Victims' needs in the EU
Every year, an estimated 15% of Europeans or 75 million people in the European Union fall victim to crime. More and more people are travelling, living or studying abroad in another EU country and can become potential victims of crime.
The EU works continuously to ensure that victims receive the support and protection they need, everywhere in the EU.
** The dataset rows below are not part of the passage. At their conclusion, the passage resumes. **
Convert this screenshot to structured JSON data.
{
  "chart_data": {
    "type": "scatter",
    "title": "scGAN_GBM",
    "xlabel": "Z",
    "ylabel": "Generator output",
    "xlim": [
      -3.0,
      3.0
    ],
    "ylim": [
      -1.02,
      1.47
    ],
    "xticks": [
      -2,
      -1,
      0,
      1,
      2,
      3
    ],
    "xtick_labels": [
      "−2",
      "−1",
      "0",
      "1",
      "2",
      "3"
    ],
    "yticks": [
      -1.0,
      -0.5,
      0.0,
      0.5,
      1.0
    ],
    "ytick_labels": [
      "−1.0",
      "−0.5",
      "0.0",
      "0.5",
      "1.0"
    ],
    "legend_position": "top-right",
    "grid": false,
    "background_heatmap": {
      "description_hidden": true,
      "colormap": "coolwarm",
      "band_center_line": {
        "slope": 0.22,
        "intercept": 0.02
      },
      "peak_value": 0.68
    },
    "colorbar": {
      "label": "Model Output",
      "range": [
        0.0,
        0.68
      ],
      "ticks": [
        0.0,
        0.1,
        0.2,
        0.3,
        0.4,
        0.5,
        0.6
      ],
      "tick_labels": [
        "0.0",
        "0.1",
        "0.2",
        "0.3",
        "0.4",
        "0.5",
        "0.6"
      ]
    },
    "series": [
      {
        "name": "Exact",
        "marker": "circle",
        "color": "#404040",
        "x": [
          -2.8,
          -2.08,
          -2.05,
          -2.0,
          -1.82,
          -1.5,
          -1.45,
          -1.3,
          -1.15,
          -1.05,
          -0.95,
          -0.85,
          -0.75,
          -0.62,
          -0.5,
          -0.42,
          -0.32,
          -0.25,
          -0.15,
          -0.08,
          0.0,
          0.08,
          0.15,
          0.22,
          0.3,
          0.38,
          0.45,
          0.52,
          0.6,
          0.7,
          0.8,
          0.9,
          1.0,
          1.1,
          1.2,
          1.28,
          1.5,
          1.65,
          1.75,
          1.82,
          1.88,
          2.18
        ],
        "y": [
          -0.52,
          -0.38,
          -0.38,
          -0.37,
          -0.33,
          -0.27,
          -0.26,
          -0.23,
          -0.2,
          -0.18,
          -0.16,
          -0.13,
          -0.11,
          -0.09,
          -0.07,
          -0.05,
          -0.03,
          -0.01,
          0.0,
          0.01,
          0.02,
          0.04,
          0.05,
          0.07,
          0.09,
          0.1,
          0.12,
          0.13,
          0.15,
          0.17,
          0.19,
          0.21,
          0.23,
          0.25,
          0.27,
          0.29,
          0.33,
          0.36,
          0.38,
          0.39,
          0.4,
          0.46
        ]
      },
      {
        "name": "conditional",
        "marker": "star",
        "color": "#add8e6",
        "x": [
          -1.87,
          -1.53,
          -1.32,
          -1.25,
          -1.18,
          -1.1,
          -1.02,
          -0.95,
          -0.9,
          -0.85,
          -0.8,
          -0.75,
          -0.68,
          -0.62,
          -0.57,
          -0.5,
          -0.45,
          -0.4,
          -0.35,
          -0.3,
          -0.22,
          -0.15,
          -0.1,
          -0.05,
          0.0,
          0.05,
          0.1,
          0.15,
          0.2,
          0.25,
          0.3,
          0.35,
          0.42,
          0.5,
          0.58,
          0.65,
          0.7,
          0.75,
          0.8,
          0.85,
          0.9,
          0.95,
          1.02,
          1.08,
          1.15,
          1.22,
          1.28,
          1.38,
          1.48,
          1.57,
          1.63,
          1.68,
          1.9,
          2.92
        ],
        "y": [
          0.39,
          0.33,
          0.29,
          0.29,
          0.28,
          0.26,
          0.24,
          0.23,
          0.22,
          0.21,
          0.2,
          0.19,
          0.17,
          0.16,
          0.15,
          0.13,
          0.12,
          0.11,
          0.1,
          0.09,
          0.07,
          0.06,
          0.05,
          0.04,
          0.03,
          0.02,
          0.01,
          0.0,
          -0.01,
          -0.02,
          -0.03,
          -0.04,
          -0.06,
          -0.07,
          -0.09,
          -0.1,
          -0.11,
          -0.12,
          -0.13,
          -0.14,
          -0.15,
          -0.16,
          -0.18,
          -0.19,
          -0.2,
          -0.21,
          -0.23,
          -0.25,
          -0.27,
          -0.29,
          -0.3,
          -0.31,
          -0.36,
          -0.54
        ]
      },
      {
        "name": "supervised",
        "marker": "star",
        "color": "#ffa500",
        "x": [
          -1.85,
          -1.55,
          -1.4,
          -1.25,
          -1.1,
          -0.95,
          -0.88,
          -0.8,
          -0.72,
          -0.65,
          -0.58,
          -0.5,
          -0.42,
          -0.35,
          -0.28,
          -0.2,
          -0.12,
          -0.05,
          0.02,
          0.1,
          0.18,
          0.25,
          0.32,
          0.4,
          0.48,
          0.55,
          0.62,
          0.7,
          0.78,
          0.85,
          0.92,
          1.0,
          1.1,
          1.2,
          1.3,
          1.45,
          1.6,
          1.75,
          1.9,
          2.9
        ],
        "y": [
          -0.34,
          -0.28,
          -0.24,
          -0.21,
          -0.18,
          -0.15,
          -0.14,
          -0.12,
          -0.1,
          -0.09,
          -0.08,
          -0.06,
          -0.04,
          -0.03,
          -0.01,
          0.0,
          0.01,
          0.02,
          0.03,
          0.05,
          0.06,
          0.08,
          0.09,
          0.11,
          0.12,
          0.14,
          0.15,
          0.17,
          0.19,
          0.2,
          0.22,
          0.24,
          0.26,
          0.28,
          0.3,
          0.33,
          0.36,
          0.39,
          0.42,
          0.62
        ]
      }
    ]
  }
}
People falling victim to crime have a range of needs, varying from victim to victim. To meet these needs, all victims must be treated individually. However, the needs of victims can be grouped into 5 broad categories
- respectful treatment and recognition as victims
- protection from intimidation, retaliation and further harm by the accused or suspected and from harm during criminal investigations and court proceedings
- support, including immediate assistance following a crime, longer-term physical and psychological assistance and practical assistance
- access to justice to ensure that victims are aware of their rights and understand them, and are able to participate in proceedings
- compensation and restoration, whether through financial damages paid by the state or by the offender or through mediation or other form of restorative justice
Victims' rights in the EU
The Victims' Rights Directive establishes minimum standards on the rights, support and protection of victims of crime and ensures that persons who have fallen victim to crime are recognised and treated with respect. They must also receive proper protection, support and access to justice.
The Directive considerably strengthens the rights of victims and their family members to information, support and protection. It further strengthens the victims' procedural rights in criminal proceedings. The Directive also requires that EU countries ensure appropriate training on victims' needs for those officials who are likely to come into contact with victims.
EU countries had to implement the provisions of the Directive into their national laws by 16 November 2015. In 2013, the European Commission issued a guidance document to assist EU countries in this process.
On 11 May 2020, the European Commission adopted a report on the implementation of the Victims’ Rights Directive. The report assesses the extent to which Member States have taken the necessary measures to comply with its provisions.
For certain groups of victims, the EU adopted specific rules. These rules build on the Victims' Rights Directive but respond more directly to the specific needs of some victims. The EU legislation exists to provide protection and support for
- victims of human trafficking,
- child victims of sexual exploitation and child pornography
- victims of terrorism.
In order to assist the national authorities in implementation of the EU rules on victims’ rights, the European Commission set up the EU Centre of Expertise for Victims of Terrorism. The EU Centre offers expertise, training, guidance and support to national authorities and to victim support organisations.
Open public consultation on the evaluation of the Victims’ Rights Directive
On 19 July 2021, the Commission launched a consultation to gather the views of the public on the evaluation of the Victims’ Rights Directive. The evaluation is one of the Commission’s key actions set out in the EU Strategy on Victims’ Rights (2020 – 2025).
This consultation is directed towards all stakeholders and citizens with an interest in this topic. It will last for 14 weeks, to close on 25 October 2021: Open public consultation on the evaluation of the Victims’ Rights Directive.